Les avoirs de l’activiste panafricaniste Franklin Nyamsi ont été gelés, mardi dernier, pour une durée de six mois par un arrêté interministériel français.
Cette décision a été prise conjointement par le ministre de l’Intérieur et le ministre de l’Économie, des Finances et de la Souveraineté industrielle, énergétique et numérique, sur le fondement des articles L. 562-2-1 et suivants de leur code monétaire et financier. Selon l’arrêté, les fonds et ressources économiques appartenant à M. Franklin, Nathan Nyamsi, alias « Nyamsi Wa Kamerun Wa Afrika », ressortissant français et camerounais né le 31 mars 1972 à Sakbayeme (Cameroun), sont soumis à une mesure de gel. Sont concernés les comptes bancaires, espèces, biens, créances, participations et toute autre ressource économique qu’il détient, contrôle ou fait contrôler. La mesure s’étend également aux personnes morales ou entités qu’il contrôlerait ou qui agiraient sciemment pour son compte. La mise à disposition ou l’utilisation de fonds à son profit est interdite pour la même durée de six mois.
Le texte prévoit des voies de recours. L’intéressé dispose d’un délai de deux mois à compter de la notification pour contester la décision, soit par un recours gracieux auprès des ministres concernés, soit par un recours contentieux devant le tribunal administratif de Paris.
Cette décision intervient dans un contexte où Franklin Nyamsi, connu pour ses prises de position panafricanistes, affiche un soutien public aux pays membres de l’Alliance des États du Sahel (AES). Le 9 février 2026, soit à la veille de la signature de l’arrêté, il annonçait son intégration à l’équipe pédagogique de l’École de Guerre du Mali (EGM), à Bamako, sous le commandement du général de division Oumar Dao. Dans un message diffusé le même jour, il remerciait les autorités maliennes, notamment le président de la Transition, le général d’armée Assimi Goïta, pour « cet acte de confiance ».
En France, le gel des avoirs s’inscrit dans un cadre juridique prévu par le code monétaire et financier, qui permet aux autorités de prendre des mesures conservatoires à l’encontre de personnes physiques ou morales. L’arrêté ne détaille pas publiquement les éléments ayant motivé la décision, se limitant à viser les dispositions légales applicables.

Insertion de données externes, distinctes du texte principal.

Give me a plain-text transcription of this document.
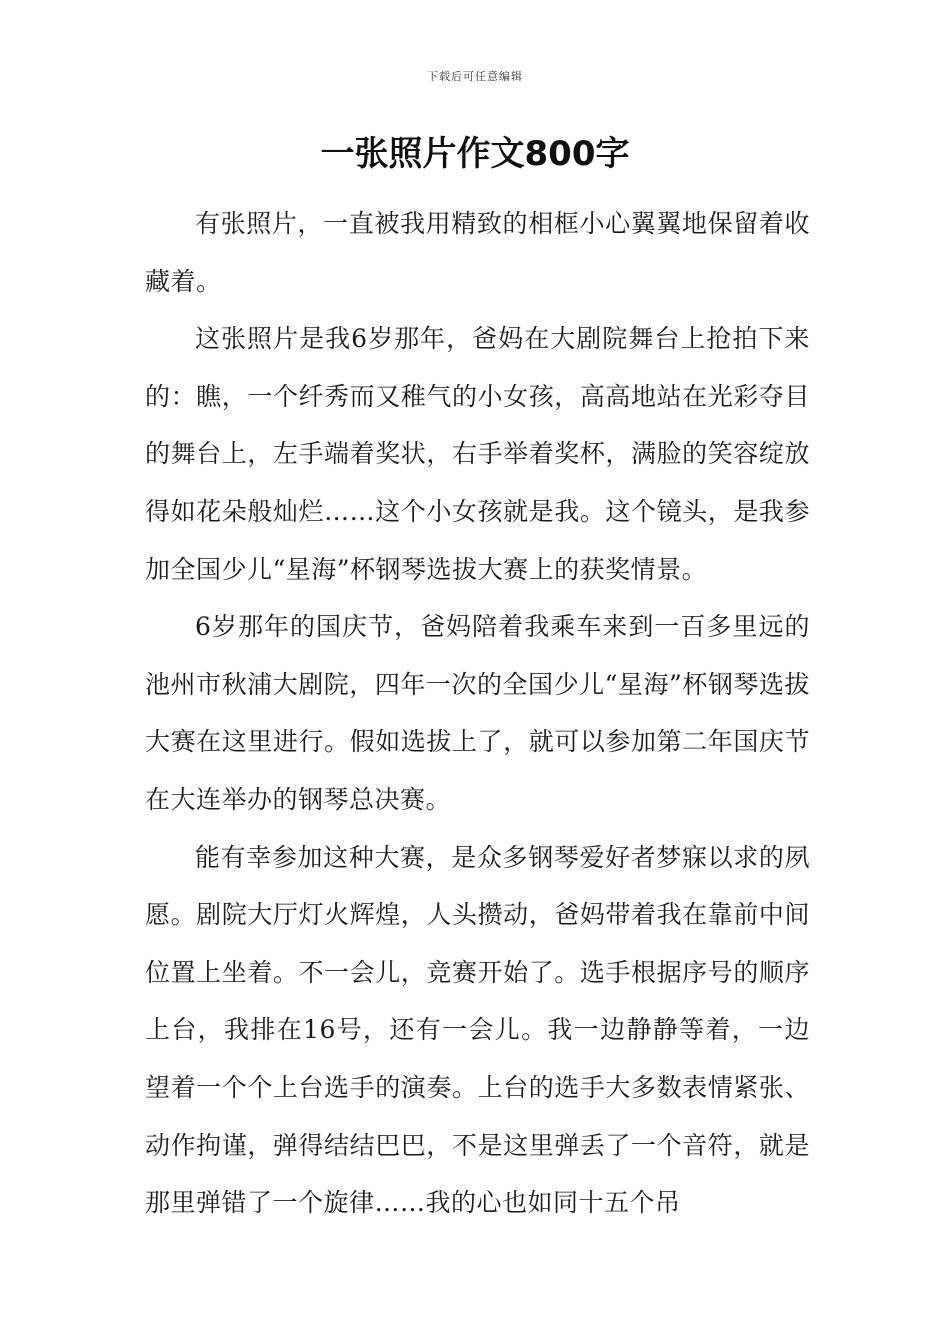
下载后可任意编辑
一张照片作文800字

有张照片，一直被我用精致的相框小心翼翼地保留着收藏着。

这张照片是我6岁那年，爸妈在大剧院舞台上抢拍下来的：瞧，一个纤秀而又稚气的小女孩，高高地站在光彩夺目的舞台上，左手端着奖状，右手举着奖杯，满脸的笑容绽放得如花朵般灿烂……这个小女孩就是我。这个镜头，是我参加全国少儿“星海”杯钢琴选拔大赛上的获奖情景。

6岁那年的国庆节，爸妈陪着我乘车来到一百多里远的池州市秋浦大剧院，四年一次的全国少儿“星海”杯钢琴选拔大赛在这里进行。假如选拔上了，就可以参加第二年国庆节在大连举办的钢琴总决赛。

能有幸参加这种大赛，是众多钢琴爱好者梦寐以求的夙愿。剧院大厅灯火辉煌，人头攒动，爸妈带着我在靠前中间位置上坐着。不一会儿，竞赛开始了。选手根据序号的顺序上台，我排在16号，还有一会儿。我一边静静等着，一边望着一个个上台选手的演奏。上台的选手大多数表情紧张、动作拘谨，弹得结结巴巴，不是这里弹丢了一个音符，就是那里弹错了一个旋律……我的心也如同十五个吊
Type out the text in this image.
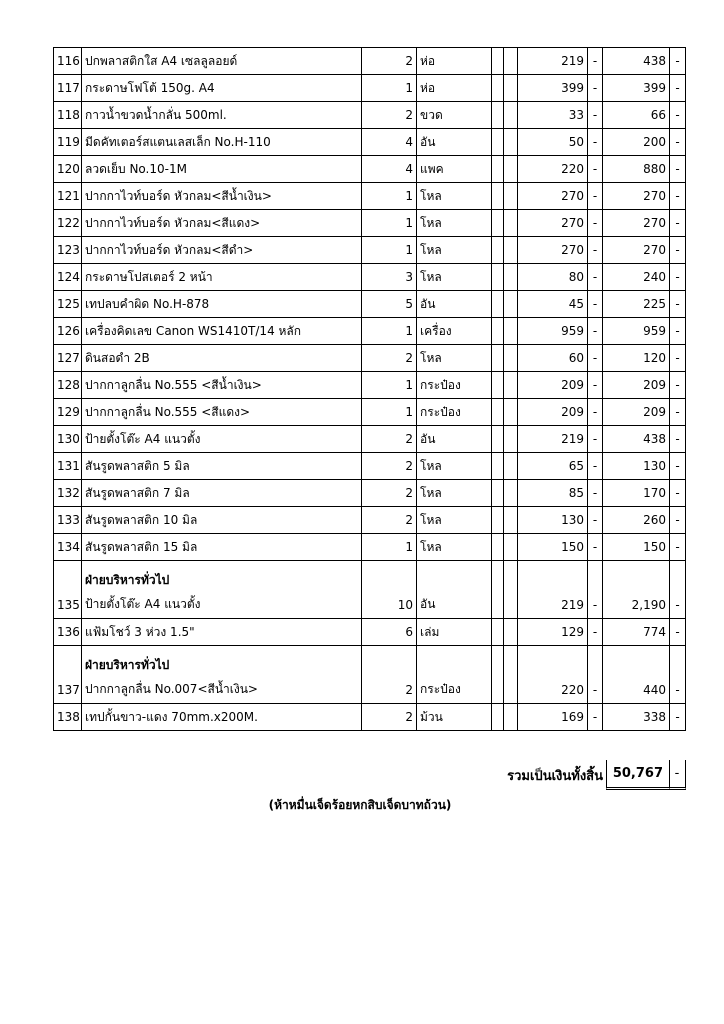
116	ปกพลาสติกใส A4 เซลลูลอยด์	2	ห่อ			219	-	438	-
117	กระดาษโฟโต้ 150g. A4	1	ห่อ			399	-	399	-
118	กาวน้ำขวดน้ำกลั่น 500ml.	2	ขวด			33	-	66	-
119	มีดคัทเตอร์สแตนเลสเล็ก No.H-110	4	อัน			50	-	200	-
120	ลวดเย็บ No.10-1M	4	แพค			220	-	880	-
121	ปากกาไวท์บอร์ด หัวกลม<สีน้ำเงิน>	1	โหล			270	-	270	-
122	ปากกาไวท์บอร์ด หัวกลม<สีแดง>	1	โหล			270	-	270	-
123	ปากกาไวท์บอร์ด หัวกลม<สีดำ>	1	โหล			270	-	270	-
124	กระดาษโปสเตอร์ 2 หน้า	3	โหล			80	-	240	-
125	เทปลบคำผิด No.H-878	5	อัน			45	-	225	-
126	เครื่องคิดเลข Canon WS1410T/14 หลัก	1	เครื่อง			959	-	959	-
127	ดินสอดำ 2B	2	โหล			60	-	120	-
128	ปากกาลูกลื่น No.555 <สีน้ำเงิน>	1	กระป๋อง			209	-	209	-
129	ปากกาลูกลื่น No.555 <สีแดง>	1	กระป๋อง			209	-	209	-
130	ป้ายตั้งโต๊ะ A4 แนวตั้ง	2	อัน			219	-	438	-
131	สันรูดพลาสติก 5 มิล	2	โหล			65	-	130	-
132	สันรูดพลาสติก 7 มิล	2	โหล			85	-	170	-
133	สันรูดพลาสติก 10 มิล	2	โหล			130	-	260	-
134	สันรูดพลาสติก 15 มิล	1	โหล			150	-	150	-
	ฝ่ายบริหารทั่วไป								
135	ป้ายตั้งโต๊ะ A4 แนวตั้ง	10	อัน			219	-	2,190	-
136	แฟ้มโชว์ 3 ห่วง 1.5"	6	เล่ม			129	-	774	-
	ฝ่ายบริหารทั่วไป								
137	ปากกาลูกลื่น No.007<สีน้ำเงิน>	2	กระป๋อง			220	-	440	-
138	เทปกั้นขาว-แดง 70mm.x200M.	2	ม้วน			169	-	338	-
รวมเป็นเงินทั้งสิ้น 50,767 -
(ห้าหมื่นเจ็ดร้อยหกสิบเจ็ดบาทถ้วน)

La mesure a suscité des réactions. Nathalie Yamb, militante également connue pour ses positions similaires, a dénoncé sur le réseau social X une décision qu’elle qualifie de politique. Elle rappelle que ses propres comptes avaient été bloqués par l’Union européenne quelques mois auparavant. Dans le même sillage, le Réseau des Communicateurs, Blogueurs et Activistes Professionnels du Mali (RECOBAP-MALI) a publié une lettre ouverte adressée au président français Emmanuel Macron et aux parlementaires français, demandant l’abrogation de l’arrêté. Le collectif estime que la décision porte atteinte à la liberté d’expression et aux droits fondamentaux.
À ce stade, la mesure de gel est en vigueur pour six mois, sauf annulation ou suspension par la justice administrative. L’évolution du dossier dépendra des éventuels recours engagés par l’intéressé et des décisions des juridictions compétentes.